I first came to New York to study graphic design at the School of Visual Arts. I eventually found work at Athletics, where I stayed for about three years after graduating. My favorite aspect of working at the studio was enjoying the company of a highly professional group of creatives. It felt like something special, and it was. Being new to the design industry, and not having grown up in the United States, it took some time for me to get used to the processes and practices of an American creative business. But Athletics—being an intimate studio of friendly people who looked out for me—was the perfect place to start my career and learn the ins and outs of the creative practice. Living so far from familiar faces, it was invaluable to have the support and care of my colleagues, whom I learned to lean on as I would my closest friends. New York can be isolating and overwhelming, so I can’t overstate the importance of having this “work family.”
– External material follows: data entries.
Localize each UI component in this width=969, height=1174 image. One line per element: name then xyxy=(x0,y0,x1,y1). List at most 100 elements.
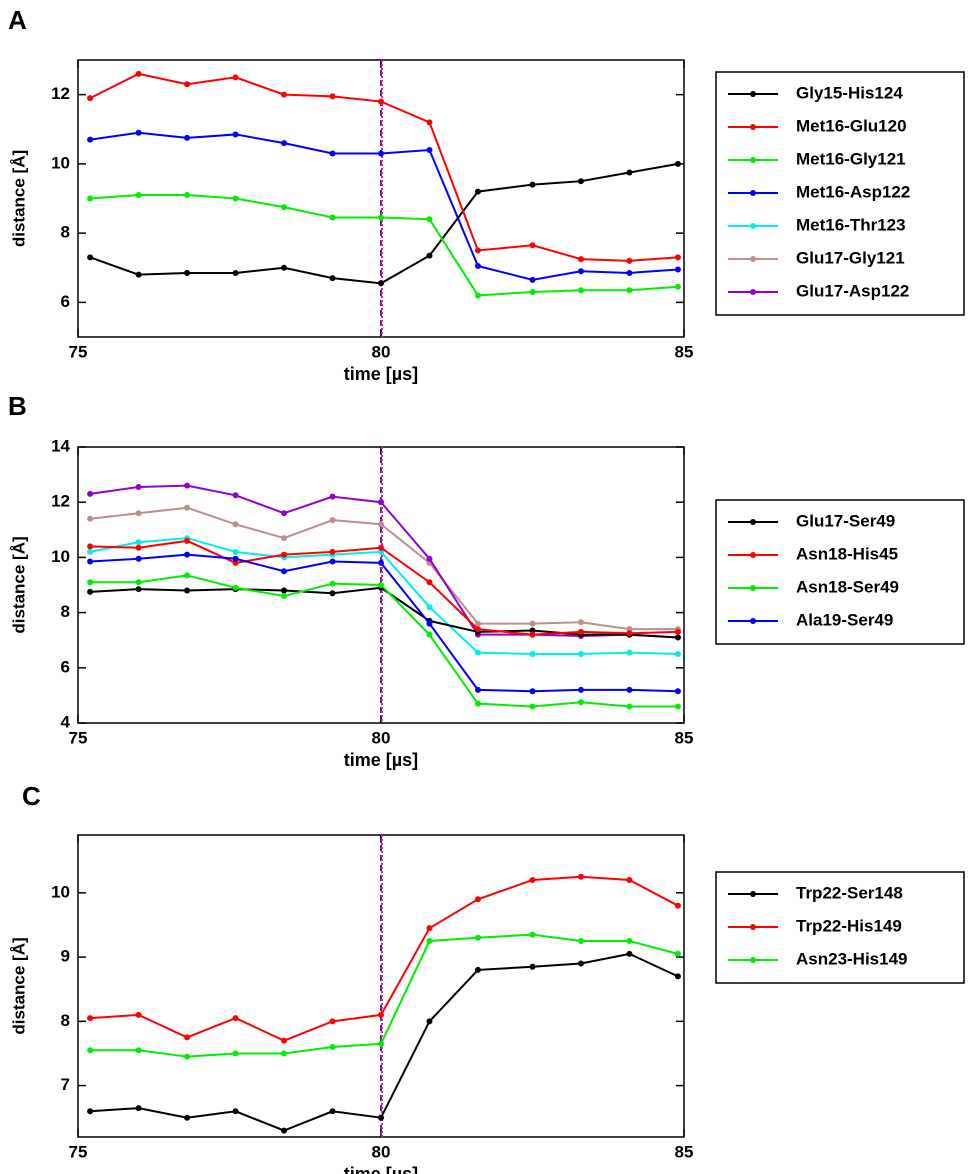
data-point xyxy=(281,1037,288,1044)
data-point xyxy=(577,873,584,880)
data-point xyxy=(329,580,336,587)
data-point xyxy=(87,254,94,261)
data-point xyxy=(135,1011,142,1018)
data-point xyxy=(281,587,288,594)
data-point xyxy=(281,140,288,147)
data-point xyxy=(281,568,288,575)
data-point xyxy=(135,484,142,491)
data-point xyxy=(378,150,384,157)
data-point xyxy=(626,938,633,945)
data-point xyxy=(474,620,481,627)
data-point xyxy=(674,973,681,980)
y-axis-label: distance [Å] xyxy=(9,937,28,1034)
data-point xyxy=(232,195,239,202)
y-tick-label: 7 xyxy=(61,1075,70,1094)
data-point xyxy=(329,590,336,597)
legend-swatch xyxy=(750,519,756,525)
data-point xyxy=(674,283,681,290)
legend-swatch xyxy=(750,585,756,591)
y-tick-label: 6 xyxy=(61,657,70,676)
y-tick-label: 10 xyxy=(51,153,70,172)
data-point xyxy=(426,555,433,562)
data-point xyxy=(577,960,584,967)
legend-swatch xyxy=(750,124,756,130)
x-axis-label: time [µs] xyxy=(344,750,418,770)
x-axis-label: time [µs] xyxy=(344,1164,418,1174)
panel-label: C xyxy=(22,781,41,811)
legend-label: Met16-Glu120 xyxy=(796,116,907,135)
data-point xyxy=(184,587,191,594)
data-point xyxy=(232,492,239,499)
data-point xyxy=(378,1040,384,1047)
x-tick-label: 75 xyxy=(69,728,88,747)
y-axis-label: distance [Å] xyxy=(9,536,28,633)
data-point xyxy=(426,620,433,627)
data-point xyxy=(87,195,94,202)
data-point xyxy=(329,93,336,100)
data-point xyxy=(281,204,288,211)
data-point xyxy=(87,490,94,497)
data-point xyxy=(378,280,384,287)
data-point xyxy=(626,630,633,637)
legend-label: Gly15-His124 xyxy=(796,83,903,102)
panel-label: B xyxy=(8,391,27,421)
data-point xyxy=(329,548,336,555)
data-point xyxy=(378,214,384,221)
legend-label: Glu17-Gly121 xyxy=(796,248,905,267)
legend-swatch xyxy=(750,924,756,930)
data-point xyxy=(577,651,584,657)
y-tick-label: 8 xyxy=(61,602,70,621)
data-point xyxy=(378,98,384,105)
data-point xyxy=(87,1047,94,1054)
data-point xyxy=(426,938,433,945)
data-point xyxy=(529,242,536,249)
data-point xyxy=(378,1011,384,1018)
data-point xyxy=(281,510,288,517)
data-point xyxy=(184,1034,191,1041)
data-point xyxy=(426,1018,433,1025)
data-point xyxy=(626,626,633,633)
data-point xyxy=(674,651,681,657)
data-point xyxy=(329,558,336,565)
data-point xyxy=(474,649,481,656)
data-point xyxy=(378,544,384,551)
data-point xyxy=(577,178,584,185)
legend-swatch xyxy=(750,957,756,963)
data-point xyxy=(674,902,681,909)
data-point xyxy=(87,1108,94,1115)
data-point xyxy=(474,263,481,270)
y-tick-label: 8 xyxy=(61,1011,70,1030)
data-point xyxy=(232,555,239,562)
data-point xyxy=(232,74,239,81)
legend-label: Trp22-Ser148 xyxy=(796,883,903,902)
data-point xyxy=(232,1108,239,1115)
data-point xyxy=(378,1114,384,1121)
data-point xyxy=(135,70,142,77)
data-point xyxy=(87,136,94,143)
y-tick-label: 8 xyxy=(61,223,70,242)
data-point xyxy=(577,938,584,945)
data-point xyxy=(135,192,142,199)
data-point xyxy=(281,1127,288,1134)
data-point xyxy=(626,269,633,276)
legend-label: Asn23-His149 xyxy=(796,949,908,968)
data-point xyxy=(87,543,94,550)
data-point xyxy=(135,555,142,562)
data-point xyxy=(281,593,288,600)
data-point xyxy=(329,275,336,282)
data-point xyxy=(626,169,633,176)
data-point xyxy=(674,688,681,695)
data-point xyxy=(378,582,384,588)
series-line xyxy=(89,131,679,281)
legend-swatch xyxy=(750,256,756,262)
data-point xyxy=(135,1047,142,1054)
data-point xyxy=(529,627,536,634)
x-axis-label: time [µs] xyxy=(344,364,418,384)
data-point xyxy=(626,950,633,957)
data-point xyxy=(281,91,288,98)
legend-label: Ala19-Ser49 xyxy=(796,610,893,629)
data-point xyxy=(529,651,536,657)
data-point xyxy=(329,150,336,157)
data-point xyxy=(674,634,681,641)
Music Together was the first project I worked on at Athletics. Since the scope of the project was pretty broad—from brand identity development to animation—I could contribute to many aspects of the design, and learn plenty from each. Even though I was just an intern at the time, I had the opportunity to lead the development of motion graphics and illustrations. This was a challenge for me because I wasn’t confident about my motion and illustration skills at that point. Nevertheless, I polished my rusty skills and produced materials that formed foundation of the new Music Together brand. I think it’s those kinds of moments of uncertainty and doubt that galvanize designers to become their best selves.

Since moving back home to Seoul, the way in which I interact with the Athletics team has, naturally, changed significantly. The biggest challenge is not being able to work intimately with the studio. Video conferences have come so far, but it’s hard to replicate the power of spontaneous inspirational chitchats and spur-of-the-moment feedback sessions around computers. On the other hand, there have also been benefits to working remotely, particularly during our project with Samsung. Being located in Korea, I was able to research and observe first-hand my country’s technology market and gauge public reactions firsthand. Korea is one of the most fast-changing cultures in the world, absorbing, processing, and seeking out trends and technologies at a rate that might seem dizzying to other cultures.

In terms of the mechanics of our collaboration with Samsung, I was able to act as a “cultural bridge” between the Athletics team in New York and the Samsung team in Seoul. This involved aligning terms to make sure we were speaking the same language, as designers in Korea and the United States often use different terms to describe the same things, or the same terms but with different meanings. This points to a necessary step in any international collaboration, particularly those involving a language barrier: term alignment. One can never assume a client understands any specific term. And even if they do, it’s essential to confirm that both parties understand and use the term in the same way. Once vocabularies are aligned, the process of collaborating tends to be pretty universal, albeit with minor cultural differences, such as styles of delivering feedback. While American clients are often comfortable offering their opinions immediately after having work presented to them, Korean teams will rarely indicate their response until discussing internally as a team. This can be somewhat jarring for American teams presenting to Korean clients, but once you realize it’s part of the culture to seek consensus before providing feedback, you won’t mistake silence for displeasure or disappointment.

I’m grateful to be able to provide my cultural insight to help strengthen Athletics’ relationships abroad, and to have the opportunity to continue cultivating my relationship with the studio across continents, oceans, and time zones. I’ll end with a piece of advice for students entering the design field:

Don’t be afraid to try something new. It will keep you fresh.